Tabular data is everywhere. As Python has become the language of choice for data science, pandas and scikit-learn have become staples in the machine learning (ML) toolkit for processing and modeling this data. However, when data size scales up, these tools become unwieldy (slow) or altogether untenable (running out of memory). Ibis provides a unified, Pythonic, dataframe interface to 20+ execution backends, including dataframe libraries, databases, and analytics engines. Local backends, such as Polars, DuckDB, and DataFusion, perform orders of magnitude faster than pandas while using less memory. Ibis further enables users to scale using distributed backends like Spark or cloud data warehouses like Snowflake and BigQuery without changing their code, giving them the power to choose the right engine for any scale.
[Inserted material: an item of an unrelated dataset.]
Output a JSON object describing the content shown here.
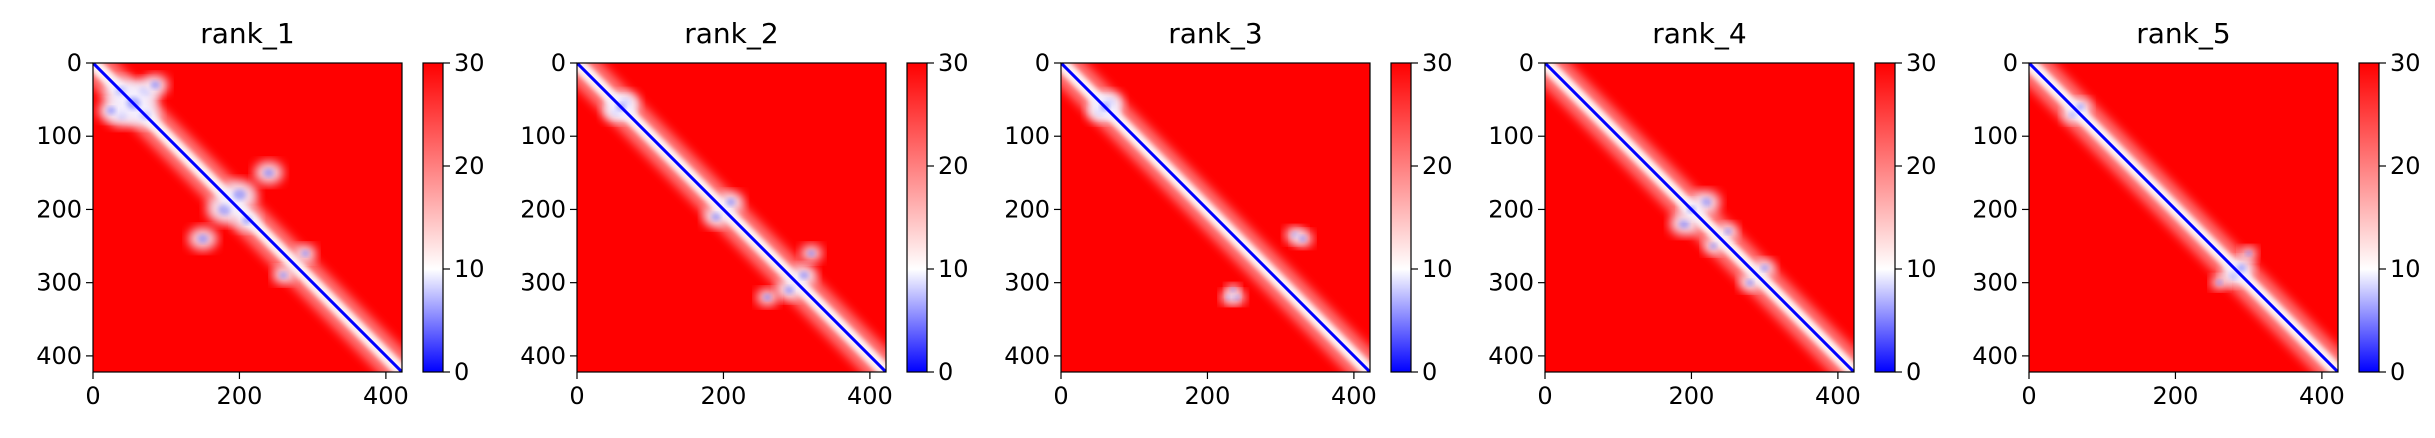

IbisML extends the intrinsic benefits of using Ibis to the ML workflow. It lets users preprocess their data at scale on any Ibis-supported backend—users create IbisML recipes defining sequences of last-mile preprocessing steps to get their data ready for modeling. A recipe and any scikit-learn estimator can be chained together into a pipeline, so IbisML seamlessly integrates with scikit-learn, XGBoost (using the scikit-learn estimator interface), and PyTorch (using skorch) models. At inference time, Ibis/IbisML once again takes the feature preprocessing to the efficient backend, and user-defined functions (UDFs) enable prediction while minimizing data transfer. This completes an end-to-end ML workflow that scales with data size.
In this tutorial, you'll build an end-to-end ML project to predict the live win probability at any given move during a chess game. You’ll be using actual, recent games from the largest free chess server (Lichess). We’ll be using GitHub Codespaces, so you don’t need to download or configure anything; however, please bring a laptop!